Outsourcing the servicing, maintenance, and supply of chemicals is the obvious solution. As a facilities management professional, however, do you really want to be dealing with a plethora of suppliers, all with their own contracts, timescales, quirks, and foibles?
Servicing all makes and models
As previously stated, DDC Dolphin is the only sluice room equipment manufacturer capable of servicing all makes and models of sluice machines, using its own directly employed engineers. They provide a rapidresponse call-out service throughout the UK, based on 24- to 72-hour service level agreements. Engineers are based all over the country, minimising the time spent travelling to hospitals – speeding up the response to call-outs. These engineers are trained to operate within strict infection prevention protocols, and are equipped with high levels of personal protective equipment (PPE). Hospitals that specialise in treating highly contagious tropical diseases depend on these specialists for sluice room equipment servicing, maintenance, and installations.
Streamlining administration
Estates and facilities managers can streamline the administration of this vital servicing work through a series of ‘360° care packages’ and agreements that help Trusts to:
avoid unplanned costs.
catch potential issues before they develop, preventing unexpected downtime, and extending the lifespan of machines.
accurately forecast budgets, thanks to fixed-price packages over five years.

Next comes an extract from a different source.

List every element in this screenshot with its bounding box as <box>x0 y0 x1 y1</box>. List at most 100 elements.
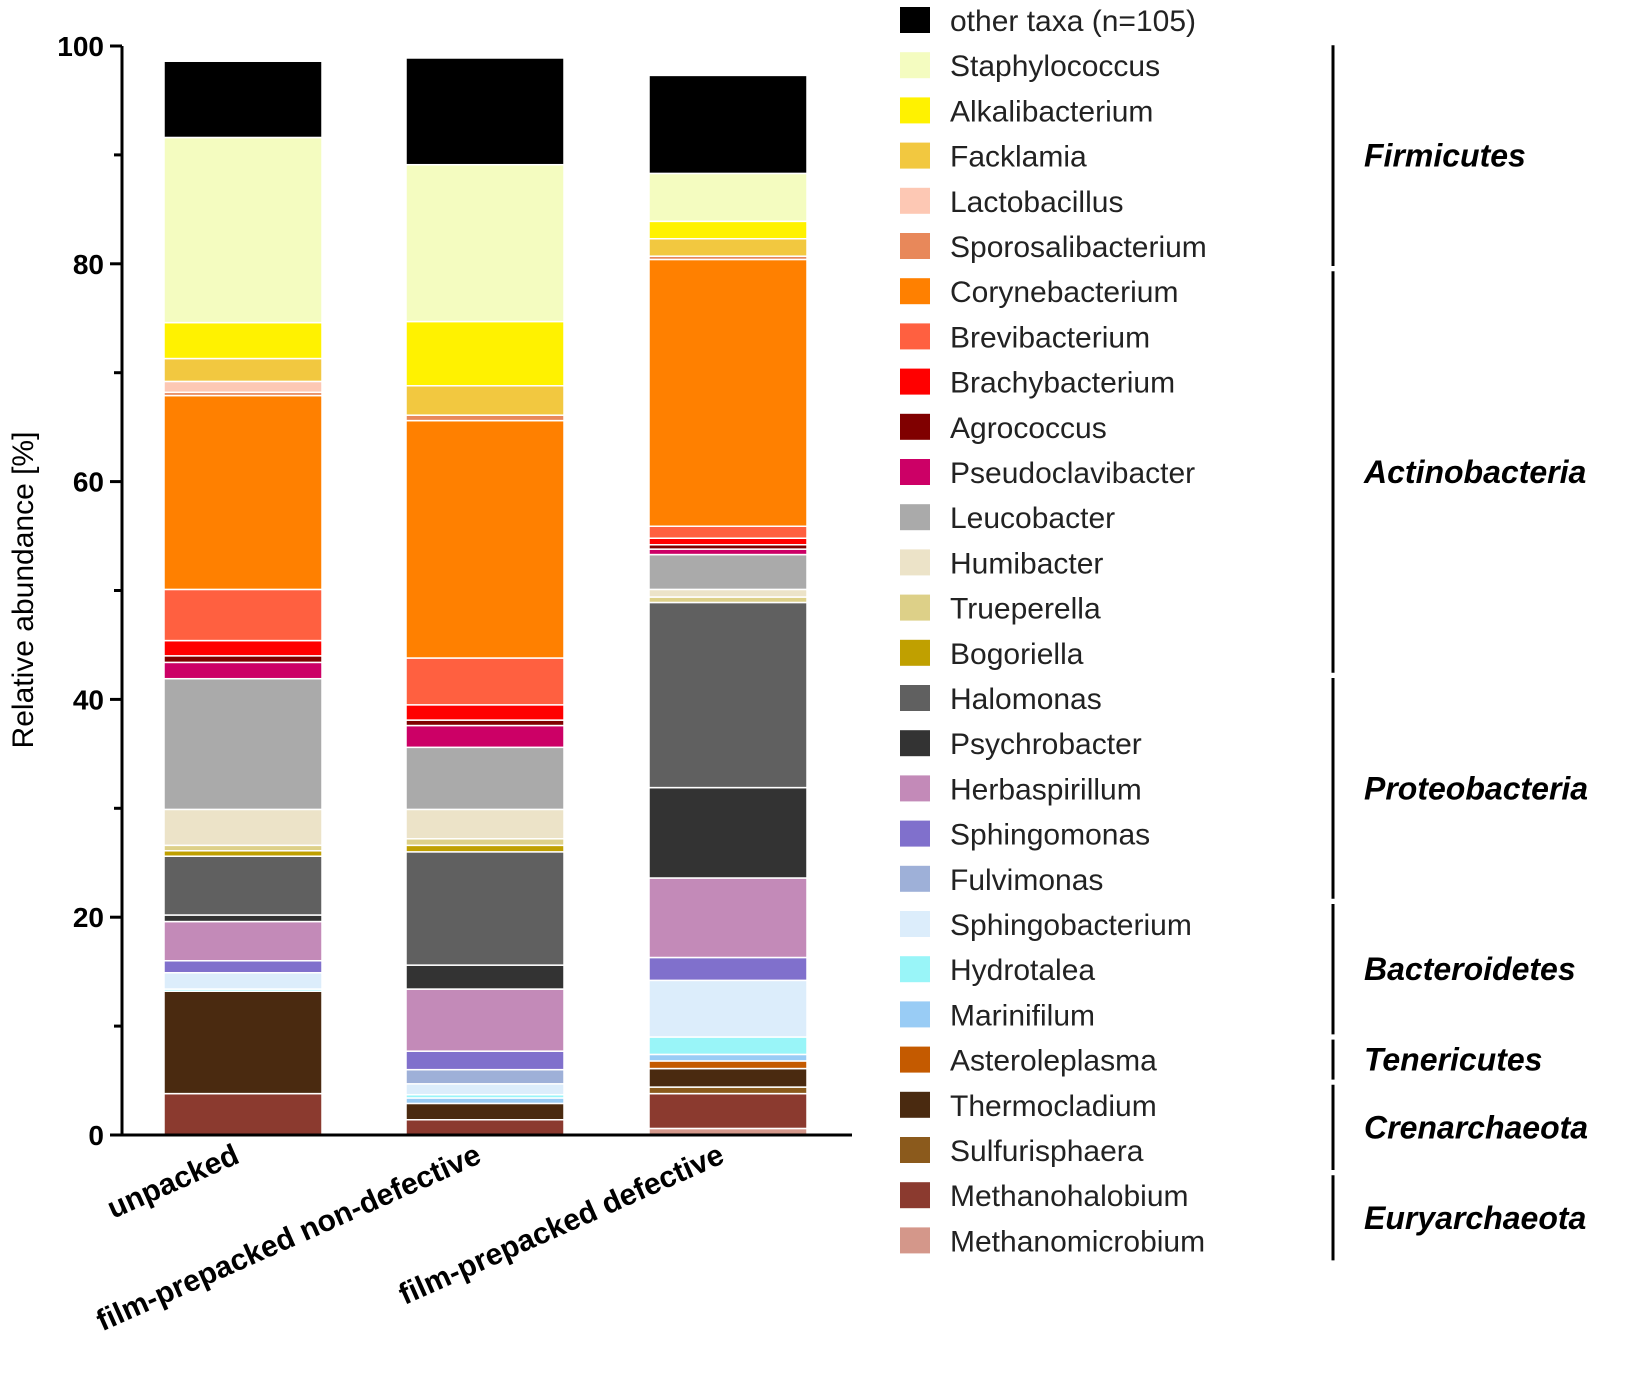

guarantee the timely supply of all the necessary chemicals (with discounts) based on yearly, quarterly, or monthly deliveries
This creates a virtuous circle which enables Trusts to improve their sluice rooms while still remaining within budget. Money saved through extended machine life, greater reliability, and lower energy usage, enables Trusts to replace older equipment with new machines… which in turn perform better and save yet more money. This is all to the benefit of patients, clinicians, and the wider community, through superior infection control and lower carbon emissions.
Zoe Allen
Marketing and Product Innovation director at DDC Dolphin, Zoe Allen, joined the company in May 2016 as Marketing manager, before becoming Marketing director in January 2017. In October 2021, her role expanded to include product innovation to further strengthen DDC Dolphin’s position at the forefront of sluice room technical development. DDC Dolphin manufactures medical pulp macerators, bedpan washer-disinfectors, and incontinence product macerators. The company also supplies the Vacumatic waste disposal system and UVMATIC air purifiers.
Zoe Allen is responsible for the planning, development, and delivery, of all of DDC Dolphin’s global marketing, brand, and communication strategies and activities. She works closely with the group’s UK and international sales teams and global distributor network. In February 2021, she also became Marketing director at Hygenex, a DDC Dolphin brand now a separate company in its own right whose products include machine and patient care consumables, hospitalgrade stainless steel furniture, and sluice room accessories.